Middle Parks Farm is a farm near North Stainley, a village in North Yorkshire, in England.

The farm lies on land which formed part of Ripon Park. The deer park had three hunting lodges, with Horseman's Lodge being the most important. It was built in about 1400, and extended in the 16th century, but was in ruins by 1649. That year, the park was enclosed to produce three farms, and Horseman's Lodge was converted into Middle Parks Farmhouse. The building was encased in brick in two stages, in the early 18th century and mid 19th century, and it was extended and altered in the 20th century. The farmhouse was grade II* listed in 1982.

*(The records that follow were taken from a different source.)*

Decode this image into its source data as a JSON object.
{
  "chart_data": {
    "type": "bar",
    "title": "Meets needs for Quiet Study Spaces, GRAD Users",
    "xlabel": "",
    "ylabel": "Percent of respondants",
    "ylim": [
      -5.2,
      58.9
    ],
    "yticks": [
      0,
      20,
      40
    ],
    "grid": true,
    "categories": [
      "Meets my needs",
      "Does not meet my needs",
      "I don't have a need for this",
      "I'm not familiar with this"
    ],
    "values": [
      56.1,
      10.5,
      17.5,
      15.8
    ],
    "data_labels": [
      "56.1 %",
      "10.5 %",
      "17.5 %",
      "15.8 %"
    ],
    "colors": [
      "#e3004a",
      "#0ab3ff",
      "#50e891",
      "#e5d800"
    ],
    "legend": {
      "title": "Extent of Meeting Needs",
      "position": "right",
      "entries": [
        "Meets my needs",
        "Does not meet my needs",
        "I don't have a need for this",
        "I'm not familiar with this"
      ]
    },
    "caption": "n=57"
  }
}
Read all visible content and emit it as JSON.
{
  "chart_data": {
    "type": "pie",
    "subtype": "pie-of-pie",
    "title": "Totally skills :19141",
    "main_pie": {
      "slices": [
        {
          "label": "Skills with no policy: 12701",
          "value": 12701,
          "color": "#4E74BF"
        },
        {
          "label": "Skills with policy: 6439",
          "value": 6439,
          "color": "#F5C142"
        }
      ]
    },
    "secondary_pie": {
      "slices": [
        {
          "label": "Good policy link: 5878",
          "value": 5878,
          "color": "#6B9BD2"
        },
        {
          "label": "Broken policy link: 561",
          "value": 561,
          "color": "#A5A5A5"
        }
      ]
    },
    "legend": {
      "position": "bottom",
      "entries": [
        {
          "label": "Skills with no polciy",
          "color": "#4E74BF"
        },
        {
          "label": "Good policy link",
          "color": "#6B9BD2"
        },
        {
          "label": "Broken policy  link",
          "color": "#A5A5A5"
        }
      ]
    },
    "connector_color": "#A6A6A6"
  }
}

The farmhouse has a timber framed core, which has been encased in limestone and red brick, and has hipped Westmorland slate roofs. It has two storeys and an L-shaped plan, each range with three bays. The right end bay of the south front has quoins, the lower floor is in limestone and the upper floor in red brick. The lower floor contains a three-light mullioned window with round-headed lights, and on the upper floor is a three-light mullioned window, the lights with flat heads, and both with hood moulds. Elsewhere, the windows are sashes, and inside there is substantial remaining timber framing. One ground floor room has 17th-century plasterwork and a fireplace of similar date, and there is another 17th-century fireplace in the room above.